In Weed Science field experiment, we normally go for statistical transformation of data to bring it near to normal distribution.Most of the time, we go for Square root transformation [ sqrt(x+0.5)]. My question is:
whether the choice of transformation remain same for all set of weed data i.e. sqrt (x+0.5)
If not, under situation we are using the different statistical transformation.
Is it possible we can use different statistical transformations at different stage of observation.

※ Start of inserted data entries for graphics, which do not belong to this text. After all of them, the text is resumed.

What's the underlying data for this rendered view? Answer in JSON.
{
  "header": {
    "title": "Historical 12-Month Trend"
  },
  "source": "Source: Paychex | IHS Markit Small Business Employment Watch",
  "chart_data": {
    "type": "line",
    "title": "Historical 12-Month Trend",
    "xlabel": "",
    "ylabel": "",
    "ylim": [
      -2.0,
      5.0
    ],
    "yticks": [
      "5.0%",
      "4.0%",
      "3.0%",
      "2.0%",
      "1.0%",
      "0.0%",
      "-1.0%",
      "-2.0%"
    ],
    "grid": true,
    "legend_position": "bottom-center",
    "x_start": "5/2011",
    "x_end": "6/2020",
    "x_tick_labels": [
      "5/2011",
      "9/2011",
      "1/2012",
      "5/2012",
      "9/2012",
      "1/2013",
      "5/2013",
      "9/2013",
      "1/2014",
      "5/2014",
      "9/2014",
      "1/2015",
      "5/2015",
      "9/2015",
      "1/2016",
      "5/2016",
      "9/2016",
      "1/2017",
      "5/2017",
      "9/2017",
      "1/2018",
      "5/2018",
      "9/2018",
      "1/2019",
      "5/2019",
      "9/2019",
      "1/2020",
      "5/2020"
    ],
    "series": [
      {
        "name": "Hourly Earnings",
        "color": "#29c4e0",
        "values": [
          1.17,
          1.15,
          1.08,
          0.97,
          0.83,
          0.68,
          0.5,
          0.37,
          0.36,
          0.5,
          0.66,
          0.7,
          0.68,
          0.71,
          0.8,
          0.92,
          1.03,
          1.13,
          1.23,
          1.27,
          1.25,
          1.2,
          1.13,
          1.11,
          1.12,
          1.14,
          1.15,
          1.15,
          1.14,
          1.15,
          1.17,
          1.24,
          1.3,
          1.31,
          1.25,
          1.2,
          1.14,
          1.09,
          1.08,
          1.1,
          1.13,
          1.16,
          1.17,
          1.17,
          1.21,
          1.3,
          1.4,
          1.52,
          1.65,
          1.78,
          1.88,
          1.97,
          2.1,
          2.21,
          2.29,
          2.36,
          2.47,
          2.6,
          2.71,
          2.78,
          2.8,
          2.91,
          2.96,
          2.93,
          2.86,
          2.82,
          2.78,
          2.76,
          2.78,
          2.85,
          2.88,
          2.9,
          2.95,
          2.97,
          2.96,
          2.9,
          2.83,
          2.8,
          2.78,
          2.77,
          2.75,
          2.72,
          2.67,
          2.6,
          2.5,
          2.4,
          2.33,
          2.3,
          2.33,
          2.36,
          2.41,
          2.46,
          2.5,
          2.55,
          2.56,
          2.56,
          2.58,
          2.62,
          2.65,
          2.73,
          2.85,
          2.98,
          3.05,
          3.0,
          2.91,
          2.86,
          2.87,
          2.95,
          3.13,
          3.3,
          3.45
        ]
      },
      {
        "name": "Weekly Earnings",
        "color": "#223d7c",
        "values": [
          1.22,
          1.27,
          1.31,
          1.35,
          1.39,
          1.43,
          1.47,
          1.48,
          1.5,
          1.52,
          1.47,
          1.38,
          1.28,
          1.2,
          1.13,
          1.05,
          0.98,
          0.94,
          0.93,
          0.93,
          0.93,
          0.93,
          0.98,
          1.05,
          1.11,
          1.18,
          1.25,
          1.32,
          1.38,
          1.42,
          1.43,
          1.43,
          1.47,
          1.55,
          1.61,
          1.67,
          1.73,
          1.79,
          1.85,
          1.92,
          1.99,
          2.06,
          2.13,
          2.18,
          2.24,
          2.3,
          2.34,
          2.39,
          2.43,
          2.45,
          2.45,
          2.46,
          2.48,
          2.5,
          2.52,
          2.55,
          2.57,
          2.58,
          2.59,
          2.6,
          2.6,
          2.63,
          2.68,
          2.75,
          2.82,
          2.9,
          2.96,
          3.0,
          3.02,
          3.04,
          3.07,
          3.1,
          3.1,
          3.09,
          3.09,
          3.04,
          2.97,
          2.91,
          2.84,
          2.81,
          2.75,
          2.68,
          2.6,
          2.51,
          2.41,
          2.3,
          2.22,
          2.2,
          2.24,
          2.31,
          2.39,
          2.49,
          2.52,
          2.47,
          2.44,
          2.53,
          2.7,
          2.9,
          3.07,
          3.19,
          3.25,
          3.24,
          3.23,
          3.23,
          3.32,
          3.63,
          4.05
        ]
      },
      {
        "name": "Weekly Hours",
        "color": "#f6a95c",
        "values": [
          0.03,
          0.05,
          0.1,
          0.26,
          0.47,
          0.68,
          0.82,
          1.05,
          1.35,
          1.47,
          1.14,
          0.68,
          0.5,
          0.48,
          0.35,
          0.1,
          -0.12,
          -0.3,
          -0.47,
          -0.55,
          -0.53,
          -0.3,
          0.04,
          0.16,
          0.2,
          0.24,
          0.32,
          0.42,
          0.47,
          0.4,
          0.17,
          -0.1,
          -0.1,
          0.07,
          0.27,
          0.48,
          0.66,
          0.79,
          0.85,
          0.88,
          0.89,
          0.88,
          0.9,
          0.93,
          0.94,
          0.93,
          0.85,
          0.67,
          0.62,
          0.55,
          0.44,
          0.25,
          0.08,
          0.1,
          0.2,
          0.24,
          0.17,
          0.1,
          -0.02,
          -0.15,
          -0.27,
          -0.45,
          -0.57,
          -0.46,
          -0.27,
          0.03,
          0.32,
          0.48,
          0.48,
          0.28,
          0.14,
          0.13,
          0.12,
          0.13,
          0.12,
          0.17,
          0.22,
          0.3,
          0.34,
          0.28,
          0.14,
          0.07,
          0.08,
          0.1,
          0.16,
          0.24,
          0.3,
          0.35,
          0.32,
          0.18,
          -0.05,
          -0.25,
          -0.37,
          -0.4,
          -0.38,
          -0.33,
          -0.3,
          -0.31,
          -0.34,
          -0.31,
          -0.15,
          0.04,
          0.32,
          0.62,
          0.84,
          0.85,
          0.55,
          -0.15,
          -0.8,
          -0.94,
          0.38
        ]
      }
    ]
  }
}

If you go through the weed science paper most of the time they use square root transformation, rather than log transformation. Can you please explain the nature of data collected.
There will be higher treatment variance, block variance as well as replication variance as we are dealing with 2 control treatments (weedy check and Weed free) plus other treatments...
Weedy check treatments always corresponds to higher value of Weed data(weed dry matter and Weed density) while zero value with weed free treatment...if we analyze treatment difference , we will get higher variance..there is assumption of analysis of variance (ANOVA) to have equal variance( others are independence with normality)..square root transformation is used to transform the data resulting in approximately equal variance with variable critical difference..and I think at all the stages if crop growth, one should used same transformation..log transformation is also employed in Weed researches...
As for analysis in ANOVA is concerned, we expect variation between the treatment, whether it is weed-free or weed check or any other treatment. The very purpose of the transformation is to reduce the within treatment variation, rather between the treatment.